アメリカのスポーツジャーナリスト、ミッチ・アルボムが、難病により死を目前にしているモリー教授による「最後の授業」をテープレコーダーに録音し、本として出版したノンフィクション作品。少し前に話題になったアイス・バケツ・チャレンジの難病ALS(筋萎縮性側索硬化症)は、知っている方は多いのではないでしょうか? ALSを発症したモリー教授は少しずつ病気に蝕まれて体の自由が利かなくなるなかで、かつての教え子ミッチに最後の授業を行います。そのミッチは、だんだんと、忙しい日々追われて忘れかけていた「人生に大切なもの」を思い出す……。死とは、生物である以上避けては通れない道です。それを目の前にした時にどのようなものが見えてくるのか。初めてこの本を読んだ時、私の胸に深く刺さったモリー教授の言葉を今でも覚えています。
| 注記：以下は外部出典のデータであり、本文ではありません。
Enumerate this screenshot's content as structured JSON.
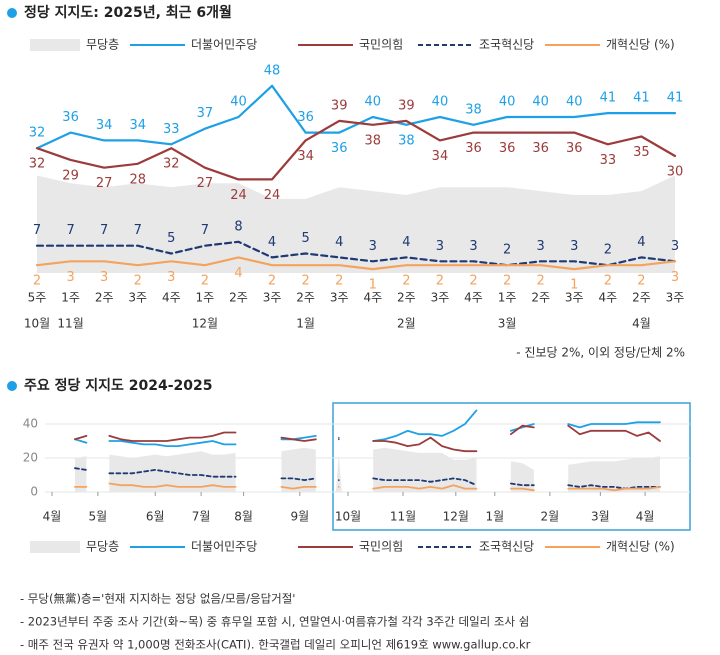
{
  "chart_data": [
    {
      "type": "line",
      "title": "정당 지지도: 2025년, 최근 6개월",
      "legend": "top",
      "categories": [
        "5주",
        "1주",
        "2주",
        "3주",
        "4주",
        "1주",
        "2주",
        "3주",
        "2주",
        "3주",
        "4주",
        "2주",
        "3주",
        "4주",
        "1주",
        "2주",
        "3주",
        "4주",
        "2주",
        "3주"
      ],
      "months": [
        "10월",
        "11월",
        null,
        null,
        null,
        "12월",
        null,
        null,
        "1월",
        null,
        null,
        "2월",
        null,
        null,
        "3월",
        null,
        null,
        null,
        "4월",
        null
      ],
      "ylim": [
        0,
        50
      ],
      "annotation": "- 진보당 2%, 이외 정당/단체 2%",
      "series": [
        {
          "name": "무당층",
          "kind": "area",
          "color": "#e8e8e8",
          "values": [
            25,
            23,
            22,
            23,
            22,
            23,
            23,
            19,
            19,
            22,
            21,
            20,
            22,
            22,
            22,
            21,
            20,
            20,
            21,
            25
          ]
        },
        {
          "name": "더불어민주당",
          "color": "#1ea0e6",
          "values": [
            32,
            36,
            34,
            34,
            33,
            37,
            40,
            48,
            36,
            36,
            40,
            38,
            40,
            38,
            40,
            40,
            40,
            41,
            41,
            41
          ]
        },
        {
          "name": "국민의힘",
          "color": "#9b3b3b",
          "values": [
            32,
            29,
            27,
            28,
            32,
            27,
            24,
            24,
            34,
            39,
            38,
            39,
            34,
            36,
            36,
            36,
            36,
            33,
            35,
            30
          ]
        },
        {
          "name": "조국혁신당",
          "color": "#1f3a73",
          "style": "dashed",
          "values": [
            7,
            7,
            7,
            7,
            5,
            7,
            8,
            4,
            5,
            4,
            3,
            4,
            3,
            3,
            2,
            3,
            3,
            2,
            4,
            3
          ]
        },
        {
          "name": "개혁신당 (%)",
          "color": "#f5a25d",
          "values": [
            2,
            3,
            3,
            2,
            3,
            2,
            4,
            2,
            2,
            2,
            1,
            2,
            2,
            2,
            2,
            2,
            1,
            2,
            2,
            3
          ]
        }
      ]
    },
    {
      "type": "line",
      "title": "주요 정당 지지도 2024-2025",
      "legend": "bottom",
      "x": [
        2,
        3,
        4,
        5,
        6,
        7,
        8,
        9,
        10,
        11,
        12,
        13,
        14,
        15,
        16,
        17,
        18,
        19,
        20,
        21,
        22,
        23,
        24,
        25,
        26,
        27,
        28,
        29,
        30,
        31,
        32,
        33,
        34,
        35,
        36,
        37,
        38,
        39,
        40,
        41,
        42,
        43,
        44,
        45,
        46,
        47,
        48,
        49,
        50,
        51,
        52,
        53
      ],
      "xlim": [
        0,
        53
      ],
      "xticks": [
        {
          "value": 0,
          "label": "4월"
        },
        {
          "value": 4.0,
          "label": "5월"
        },
        {
          "value": 9.0,
          "label": "6월"
        },
        {
          "value": 13.0,
          "label": "7월"
        },
        {
          "value": 16.7,
          "label": "8월"
        },
        {
          "value": 21.6,
          "label": "9월"
        },
        {
          "value": 25.8,
          "label": "10월"
        },
        {
          "value": 30.6,
          "label": "11월"
        },
        {
          "value": 35.2,
          "label": "12월"
        },
        {
          "value": 38.6,
          "label": "1월"
        },
        {
          "value": 43.4,
          "label": "2월"
        },
        {
          "value": 47.8,
          "label": "3월"
        },
        {
          "value": 51.7,
          "label": "4월"
        }
      ],
      "ylim": [
        0,
        50
      ],
      "yticks": [
        0,
        20,
        40
      ],
      "grid": true,
      "series": [
        {
          "name": "무당층",
          "kind": "area",
          "color": "#e8e8e8",
          "values": [
            20,
            21,
            null,
            22,
            21,
            20,
            21,
            22,
            21,
            22,
            23,
            24,
            22,
            22,
            23,
            null,
            null,
            null,
            24,
            25,
            26,
            25,
            null,
            22,
            null,
            null,
            25,
            26,
            25,
            24,
            23,
            23,
            23,
            19,
            19,
            20,
            null,
            null,
            18,
            17,
            13,
            null,
            null,
            16,
            17,
            18,
            18,
            18,
            19,
            20,
            20,
            21
          ]
        },
        {
          "name": "더불어민주당",
          "color": "#1ea0e6",
          "values": [
            31,
            29,
            null,
            30,
            30,
            29,
            28,
            28,
            27,
            27,
            28,
            29,
            30,
            28,
            28,
            null,
            null,
            null,
            31,
            31,
            32,
            33,
            null,
            32,
            null,
            null,
            30,
            31,
            33,
            36,
            34,
            34,
            33,
            36,
            40,
            48,
            null,
            null,
            36,
            38,
            40,
            null,
            null,
            40,
            38,
            40,
            40,
            40,
            40,
            41,
            41,
            41
          ]
        },
        {
          "name": "국민의힘",
          "color": "#9b3b3b",
          "values": [
            31,
            33,
            null,
            33,
            31,
            30,
            30,
            30,
            30,
            31,
            32,
            32,
            33,
            35,
            35,
            null,
            null,
            null,
            32,
            31,
            30,
            31,
            null,
            31,
            null,
            null,
            30,
            30,
            29,
            27,
            28,
            32,
            27,
            25,
            24,
            24,
            null,
            null,
            34,
            39,
            38,
            null,
            null,
            39,
            34,
            36,
            36,
            36,
            36,
            33,
            35,
            30
          ]
        },
        {
          "name": "조국혁신당",
          "color": "#1f3a73",
          "style": "dashed",
          "values": [
            14,
            13,
            null,
            11,
            11,
            11,
            12,
            13,
            12,
            11,
            10,
            10,
            9,
            9,
            9,
            null,
            null,
            null,
            8,
            8,
            7,
            8,
            null,
            7,
            null,
            null,
            8,
            7,
            7,
            7,
            7,
            6,
            7,
            8,
            7,
            4,
            null,
            null,
            5,
            4,
            4,
            null,
            null,
            4,
            3,
            4,
            3,
            3,
            2,
            3,
            3,
            3
          ]
        },
        {
          "name": "개혁신당 (%)",
          "color": "#f5a25d",
          "values": [
            3,
            3,
            null,
            5,
            4,
            4,
            3,
            3,
            4,
            3,
            3,
            3,
            4,
            3,
            3,
            null,
            null,
            null,
            3,
            2,
            3,
            3,
            null,
            3,
            null,
            null,
            2,
            3,
            3,
            3,
            2,
            3,
            2,
            4,
            2,
            2,
            null,
            null,
            2,
            2,
            1,
            null,
            null,
            2,
            2,
            2,
            2,
            1,
            2,
            2,
            2,
            3
          ]
        }
      ]
    }
  ],
  "notes": [
    "- 무당(無黨)층='현재 지지하는 정당 없음/모름/응답거절'",
    "- 2023년부터 주중 조사 기간(화~목) 중 휴무일 포함 시, 연말연시·여름휴가철 각각 3주간 데일리 조사 쉼",
    "- 매주 전국 유권자 약 1,000명 전화조사(CATI). 한국갤럽 데일리 오피니언 제619호 www.gallup.co.kr"
  ]
}
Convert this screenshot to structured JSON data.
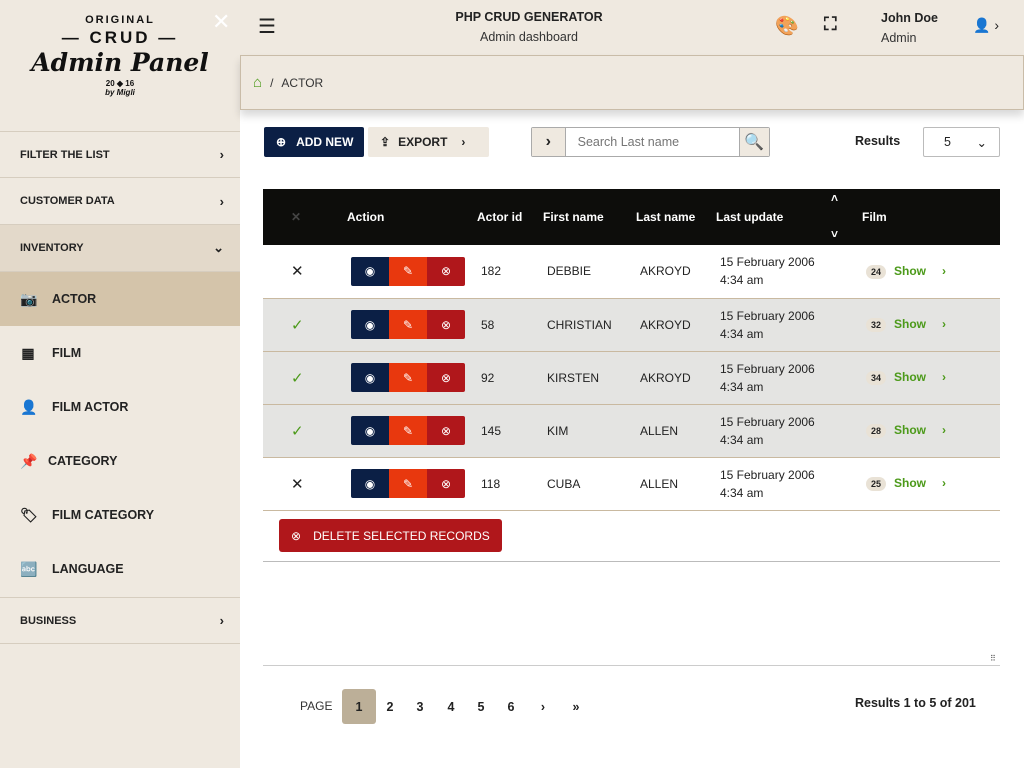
{
  "logo": {
    "line1": "ORIGINAL",
    "line2": "— CRUD —",
    "line3": "Admin Panel",
    "line4": "20 ◆ 16",
    "line5": "by Migli"
  },
  "header": {
    "title": "PHP CRUD GENERATOR",
    "subtitle": "Admin dashboard",
    "user_name": "John Doe",
    "user_role": "Admin"
  },
  "sidebar": {
    "sections": [
      {
        "label": "FILTER THE LIST"
      },
      {
        "label": "CUSTOMER DATA"
      },
      {
        "label": "INVENTORY"
      },
      {
        "label": "BUSINESS"
      }
    ],
    "items": [
      {
        "label": "ACTOR",
        "icon": "camera-icon"
      },
      {
        "label": "FILM",
        "icon": "film-icon"
      },
      {
        "label": "FILM ACTOR",
        "icon": "user-tag-icon"
      },
      {
        "label": "CATEGORY",
        "icon": "pin-icon"
      },
      {
        "label": "FILM CATEGORY",
        "icon": "tags-icon"
      },
      {
        "label": "LANGUAGE",
        "icon": "language-icon"
      }
    ]
  },
  "breadcrumb": {
    "sep": "/",
    "current": "ACTOR"
  },
  "toolbar": {
    "add_new": "ADD NEW",
    "export": "EXPORT",
    "search_placeholder": "Search Last name",
    "results_label": "Results",
    "results_value": "5"
  },
  "table": {
    "headers": [
      "Action",
      "Actor id",
      "First name",
      "Last name",
      "Last update",
      "Film"
    ],
    "rows": [
      {
        "selected": false,
        "id": "182",
        "first": "DEBBIE",
        "last": "AKROYD",
        "date": "15 February 2006",
        "time": "4:34 am",
        "films": "24",
        "show": "Show"
      },
      {
        "selected": true,
        "id": "58",
        "first": "CHRISTIAN",
        "last": "AKROYD",
        "date": "15 February 2006",
        "time": "4:34 am",
        "films": "32",
        "show": "Show"
      },
      {
        "selected": true,
        "id": "92",
        "first": "KIRSTEN",
        "last": "AKROYD",
        "date": "15 February 2006",
        "time": "4:34 am",
        "films": "34",
        "show": "Show"
      },
      {
        "selected": true,
        "id": "145",
        "first": "KIM",
        "last": "ALLEN",
        "date": "15 February 2006",
        "time": "4:34 am",
        "films": "28",
        "show": "Show"
      },
      {
        "selected": false,
        "id": "118",
        "first": "CUBA",
        "last": "ALLEN",
        "date": "15 February 2006",
        "time": "4:34 am",
        "films": "25",
        "show": "Show"
      }
    ]
  },
  "delete_selected": "DELETE SELECTED RECORDS",
  "pagination": {
    "label": "PAGE",
    "pages": [
      "1",
      "2",
      "3",
      "4",
      "5",
      "6"
    ],
    "current": "1",
    "summary": "Results 1 to 5 of 201"
  },
  "colors": {
    "navy": "#0b1f45",
    "orange": "#e8380e",
    "red": "#b0171b",
    "green": "#4c9a1a",
    "active": "#d4c4aa"
  }
}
「いずれ誰もが死にゆくことを受け入れ、それに向けて準備をするべき。そのほうが人生に真剣にとりくめる」
そんなモリー教授の言葉を読み、改めて自分の生き様について考えることができました。何が本当に大切か、どのように人生を歩んだら、急に死の淵に立たされても今までの人生を後悔せずいられるか。自分は本当にやりたいことをやっているのか、本当の幸せとは何か。毎日の忙しい生活に追われ、ついつい忘れがちな大切なことを教えてくれる一冊です。私はこの本に出会い、夢を追いかけるための一歩を踏み出す勇気、やりたいことにチャレンジする勇気をもらいました。読み終えた時、ふと心がしがらみから解き放たれて軽くなるような、新しいこれからの人生が、幕を開けたような気がすると思います。